Ce qui n’empêchera toutefois une part assez importante de la presse ainsi que du public (notamment au sein de la clientèle de la marque) de se montrer à la fois surpris et même un brin acerbe en découvrant pour la première fois, à l’occasion du Salon automobile de Londres qui ouvre ses portes en octobre 1949, la nouvelle Rover P4. Beaucoup jugeant, en effet, son esthétique trop américaine et donc pas assez britannique, même si, avec le recul, l’on peut juger et même affirmer que c’est surtout l’allure, il est vrai, assez massive de la ligne « ponton » qui a de quoi en choquer ou dérouter certains. Ces mêmes esprits critiques lui reprochant également sa proue au dessin, lui aussi, assez massif et également quelque peu surchargée en ce qui concerne l’accastillage chromé. L’élément qui fait le plus débat étant le phare antibrouillard unique placé au centre de la calandre, ce qui vaudra à l’un ainsi qu’à l’autre le surnom de phare ou de calandre « cyclope ». Un type d’éclairage alors autorisé par la législation de l’époque mais dont Rover sera, toutefois, l’un des rares constructeurs britanniques à équiper ses modèles.
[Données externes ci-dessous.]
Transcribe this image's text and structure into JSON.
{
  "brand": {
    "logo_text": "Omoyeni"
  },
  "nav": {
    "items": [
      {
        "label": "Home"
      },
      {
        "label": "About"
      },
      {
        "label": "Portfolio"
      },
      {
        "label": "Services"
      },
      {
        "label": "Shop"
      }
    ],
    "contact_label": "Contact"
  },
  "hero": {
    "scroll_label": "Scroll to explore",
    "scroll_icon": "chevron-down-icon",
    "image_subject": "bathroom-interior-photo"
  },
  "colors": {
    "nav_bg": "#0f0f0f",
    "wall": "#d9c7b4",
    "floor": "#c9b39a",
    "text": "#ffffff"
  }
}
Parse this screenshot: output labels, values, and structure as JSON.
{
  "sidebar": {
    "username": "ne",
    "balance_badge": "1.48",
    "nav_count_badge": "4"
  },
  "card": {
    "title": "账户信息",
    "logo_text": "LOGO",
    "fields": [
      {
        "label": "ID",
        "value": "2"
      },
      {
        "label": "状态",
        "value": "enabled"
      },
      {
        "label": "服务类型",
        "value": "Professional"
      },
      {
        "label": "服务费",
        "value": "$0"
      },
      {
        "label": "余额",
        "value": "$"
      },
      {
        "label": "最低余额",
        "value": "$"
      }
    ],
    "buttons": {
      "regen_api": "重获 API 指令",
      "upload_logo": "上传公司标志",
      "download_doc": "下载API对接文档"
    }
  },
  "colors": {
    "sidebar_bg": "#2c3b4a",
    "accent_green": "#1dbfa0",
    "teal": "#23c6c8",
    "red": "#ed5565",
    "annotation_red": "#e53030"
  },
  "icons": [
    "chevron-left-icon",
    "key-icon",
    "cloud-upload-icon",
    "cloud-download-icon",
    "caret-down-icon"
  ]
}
ROVER P4 - Chapeau melon sur quatre roues.
ROVER P4 75 (1949 – 50)

Une fois les portières ouvertes, la clientèle peut, cependant, se montrer rassurée car elle se retrouve en terrain connu, la nouvelle berline P4 restant, sur ce point, dans la droite ligne de ses devancières. Qu’il s’agisse de la présentation intérieure de l’habitacle ainsi que de la qualité des matériaux employés, la nouvelle Rover offre, en effet, tout ce que les acheteurs britanniques sont en droit d’attendre d’une berline anglaise de grande classe. Celle-ci bénéficiant, en effet, d’une sellerie entièrement en cuir, d’un tableau de bord ainsi que d’encadrements de vitres et des contre-portes en bois véritable et verni, de lampes de lecture pour les passagers à l’arrière, d’une moquette épaisse pour les occupants des deux banquettes (à l’avant et à l’arrière) ainsi que d’un système d’éclairage pour le coffre à bagages et même la boîte à gants. (Ce dernier équipement étant alors considéré comme un vrai luxe à l’époque, notamment en France, où ces concurrentes, comme les Hotchkiss en sont, pourtant, dépourvues).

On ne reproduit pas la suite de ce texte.